Entreprise. Aux origines de la révolution Amazon



Depuis son lancement en 1994, Amazon, l’entreprise créée par Jeff Bezos, a impulsé de nouveaux modes de consommation. Mais à quel prix ? The Seattle Times, quotidien de la ville où se trouve le siège du géant, dresse un bilan contrasté.

Il y a vingt ans, en mai 1997, Amazon entrait en Bourse, au prix initial de 18 dollars. En 1994, Jeff Bezos avait d’abord fondé le site nommé Cadabra.com, depuis la maison qu’il louait à Bellevue [une ville en banlieue de Seattle], avant d’emménager dans une copropriété du quartier de SoDo. À l’issue de la première journée de transactions, le père d’Amazon pesait déjà 290 millions de dollars.

Si vous aviez eu vent de l’offre publique, votre investissement de 10 000 dollars vaudrait aujourd’hui près de 5 millions.

Andrew Ross Sorkin, chroniqueur financier au New York Times connu pour ses flatteries envers les riches et les puissants, ne tarit pas d’éloges sur Jeff Bezos : “Depuis vingt ans, les sceptiques ont passé leur temps à calomnier le fondateur d’Amazon, Jeff Bezos, et à tenter d’anticiper ses décisions. Il a été taxé de ‘monopoliste’, d’‘ennemi numéro un de la littérature’, de ‘fraudeur fiscal international’, de patron invivable et impitoyable et – plus d’une fois – de ‘Lex Luthor’ [ennemi juré de Superman]. En fait, Jeff Bezos peut légitimement se vanter d’avoir changé notre mode de vie.”

Nombre de crapules pourraient sans doute en dire autant. Mais Jeff Bezos n’est pas une crapule. Les États-Unis lui devraient plutôt une fière chandelle : il a sauvé le Washington Post et soutenu l’indispensable travail de journalisme de ce quotidien.

On peut également louer sa volonté de s’opposer à l’état d’esprit qui règne actuellement à Wall Street : l’idée selon laquelle il faut rafler tout, tout de suite.

Néanmoins, transformer notre mode de vie a un prix, en particulier pour Seattle, qui abrite le siège d’Amazon. À l’heure où la société fête son vingtième anniversaire, il est temps de dresser le bilan.

Amazon aurait eu beaucoup plus de mal à survivre et à se développer si l’entreprise avait été logée à la même enseigne que ses concurrents du monde matériel. Eux ont dû payer des impôts sur leurs bénéfices tandis qu’Amazon, pendant une bonne partie de son existence, en a été exonéré.

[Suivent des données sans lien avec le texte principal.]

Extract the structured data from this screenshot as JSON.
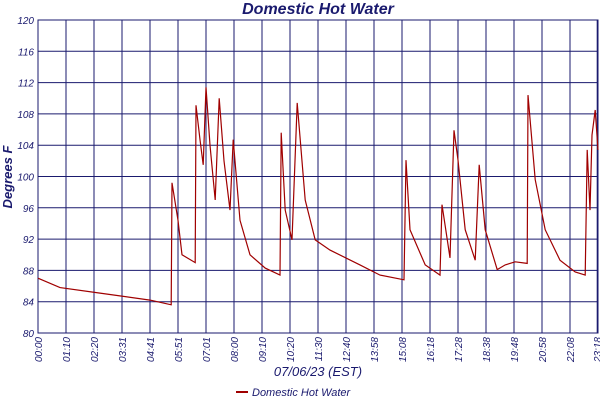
{
  "chart_data": {
    "type": "line",
    "title": "Domestic Hot Water",
    "y_label": "Degrees F",
    "x_label": "07/06/23 (EST)",
    "xlim": [
      0,
      1400
    ],
    "xticks": [
      {
        "value": 0,
        "label": "00:00"
      },
      {
        "value": 70,
        "label": "01:10"
      },
      {
        "value": 140,
        "label": "02:20"
      },
      {
        "value": 210,
        "label": "03:31"
      },
      {
        "value": 280,
        "label": "04:41"
      },
      {
        "value": 350,
        "label": "05:51"
      },
      {
        "value": 420,
        "label": "07:01"
      },
      {
        "value": 490,
        "label": "08:00"
      },
      {
        "value": 560,
        "label": "09:10"
      },
      {
        "value": 630,
        "label": "10:20"
      },
      {
        "value": 700,
        "label": "11:30"
      },
      {
        "value": 770,
        "label": "12:40"
      },
      {
        "value": 840,
        "label": "13:58"
      },
      {
        "value": 910,
        "label": "15:08"
      },
      {
        "value": 980,
        "label": "16:18"
      },
      {
        "value": 1050,
        "label": "17:28"
      },
      {
        "value": 1120,
        "label": "18:38"
      },
      {
        "value": 1190,
        "label": "19:48"
      },
      {
        "value": 1260,
        "label": "20:58"
      },
      {
        "value": 1330,
        "label": "22:08"
      },
      {
        "value": 1398,
        "label": "23:18"
      }
    ],
    "ylim": [
      80,
      120
    ],
    "yticks": [
      80,
      84,
      88,
      92,
      96,
      100,
      104,
      108,
      112,
      116,
      120
    ],
    "grid": true,
    "legend": "bottom",
    "x": [
      0,
      55,
      155,
      280,
      333,
      335,
      350,
      360,
      393,
      395,
      405,
      413,
      420,
      430,
      443,
      453,
      465,
      480,
      488,
      505,
      530,
      568,
      605,
      608,
      618,
      635,
      648,
      668,
      693,
      730,
      805,
      855,
      915,
      920,
      930,
      968,
      1005,
      1010,
      1030,
      1040,
      1050,
      1068,
      1093,
      1103,
      1118,
      1148,
      1168,
      1193,
      1223,
      1225,
      1243,
      1268,
      1305,
      1343,
      1368,
      1373,
      1380,
      1385,
      1393,
      1400
    ],
    "series": [
      {
        "name": "Domestic Hot Water",
        "color": "#a00000",
        "values": [
          87.0,
          85.8,
          85.1,
          84.2,
          83.6,
          99.2,
          94.4,
          90,
          89,
          109.1,
          104.7,
          101.5,
          111.4,
          104,
          97,
          110,
          102,
          95.7,
          104.7,
          94.4,
          90,
          88.3,
          87.4,
          105.6,
          95.7,
          91.9,
          109.4,
          97,
          91.9,
          90.6,
          88.7,
          87.4,
          86.8,
          102.1,
          93.2,
          88.7,
          87.4,
          96.4,
          89.6,
          105.9,
          102.1,
          93.2,
          89.3,
          101.5,
          93.2,
          88.1,
          88.7,
          89.1,
          88.9,
          110.4,
          99.6,
          93.2,
          89.3,
          87.8,
          87.4,
          103.4,
          95.7,
          105.3,
          108.5,
          103.4
        ]
      }
    ]
  }
}
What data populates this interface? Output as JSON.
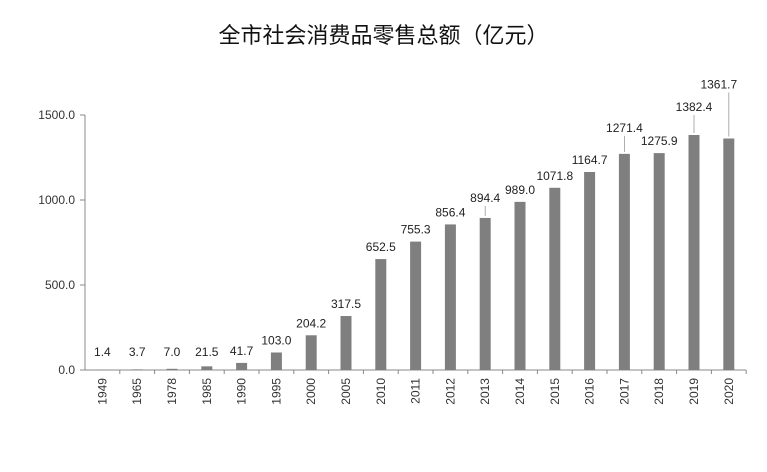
{
  "chart_data": {
    "type": "bar",
    "title": "全市社会消费品零售总额（亿元）",
    "xlabel": "",
    "ylabel": "",
    "categories": [
      "1949",
      "1965",
      "1978",
      "1985",
      "1990",
      "1995",
      "2000",
      "2005",
      "2010",
      "2011",
      "2012",
      "2013",
      "2014",
      "2015",
      "2016",
      "2017",
      "2018",
      "2019",
      "2020"
    ],
    "values": [
      1.4,
      3.7,
      7.0,
      21.5,
      41.7,
      103.0,
      204.2,
      317.5,
      652.5,
      755.3,
      856.4,
      894.4,
      989.0,
      1071.8,
      1164.7,
      1271.4,
      1275.9,
      1382.4,
      1361.7
    ],
    "value_labels": [
      "1.4",
      "3.7",
      "7.0",
      "21.5",
      "41.7",
      "103.0",
      "204.2",
      "317.5",
      "652.5",
      "755.3",
      "856.4",
      "894.4",
      "989.0",
      "1071.8",
      "1164.7",
      "1271.4",
      "1275.9",
      "1382.4",
      "1361.7"
    ],
    "yticks": [
      "0.0",
      "500.0",
      "1000.0",
      "1500.0"
    ],
    "ylim": [
      0,
      1500
    ],
    "grid": false,
    "legend": "none",
    "bar_color": "#7f7f7f",
    "axis_color": "#888888"
  }
}
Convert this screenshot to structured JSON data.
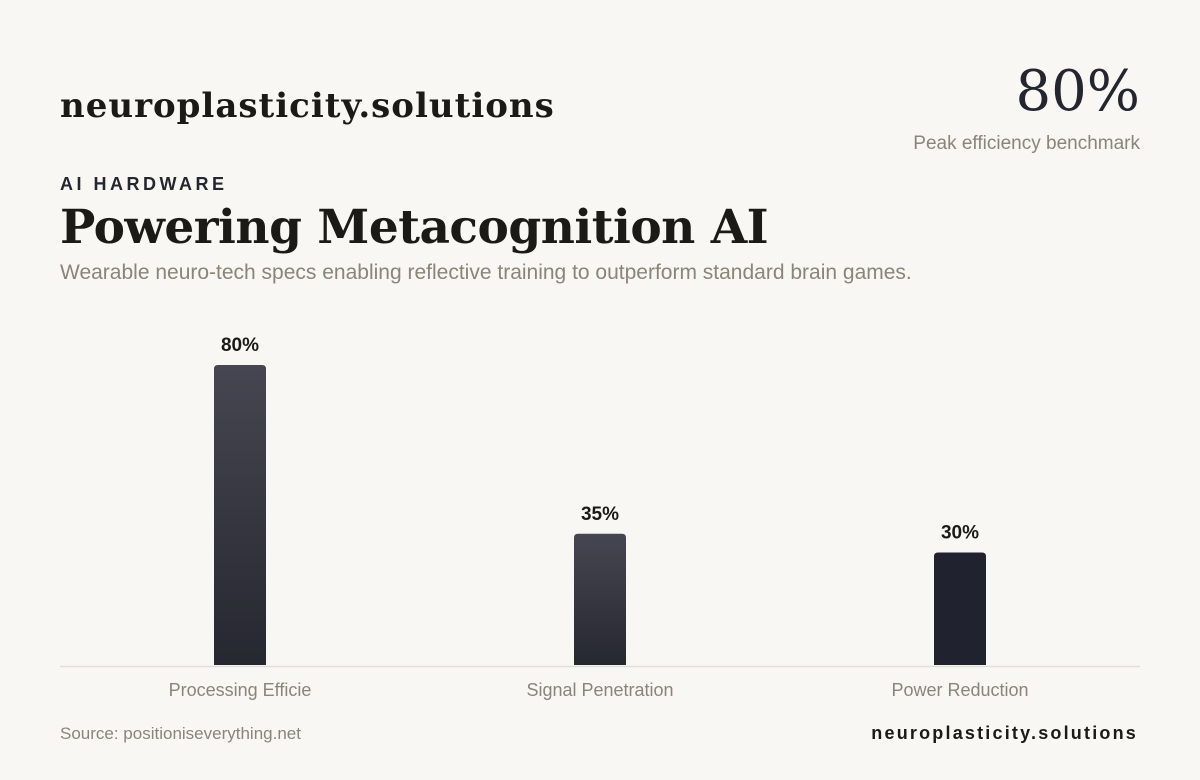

La perte de ces recettes a causé du tort à la population et aux États, qui souffraient déjà de la mode des cadeaux fiscaux aux plus riches, sans oublier la fermeture de nombreuses librairies de quartier, lieux essentiels à la vie citoyenne et à l’emploi. Des lieux qui représentent également une forme d’authenticité de nature à séduire bien des visiteurs, attirés dans des villes comme Seattle.

Amazon n’aurait jamais pu devenir le géant aux multiples facettes qu’il est aujourd’hui s’il avait dû s’adapter aux réglementations de l’Amérique du milieu du XXe siècle : commerce équitable, lois antitrust, syndicats, taux d’imposition élevés.

Et sans Internet, créé par les autorités fédérales et financé par les impôts, pas de vitrine virtuelle pour l’entreprise. La recherche, aux frais du contribuable, a également été indispensable à la révolution informatique qui fournit les algorithmes dont Amazon dépend pour une bonne partie de son activité. Certes, Jeff Bezos est brillant, énergique et inspiré, et sa nature exigeante est légendaire. Néanmoins, son succès ne peut être dissocié de l’époque si particulière dans laquelle il s’inscrit.

Amazon a détrôné Walmart

Une époque déjà marquée par le concept des supermarchés du géant Walmart, qui a prouvé qu’une stratégie fondée sur de grandes dimensions – tant qu’elles ne sont pas limitées par les réglementations mises en place dans l’intérêt général – et accompagnée de prix bas a pour résultat une domination du marché. Ceux qui en font les frais, ce sont les petits commerçants ruinés par “la Bête de Bentonville” [la ville où se trouve le siège de Walmart, leader mondial de la grande distribution] et les travailleurs américains victimes d’un déclassement social en raison de l’essor du modèle Walmart [des prix imbattables, pour des produits fabriqués dans des pays où le coût de la main-d’œuvre est faible].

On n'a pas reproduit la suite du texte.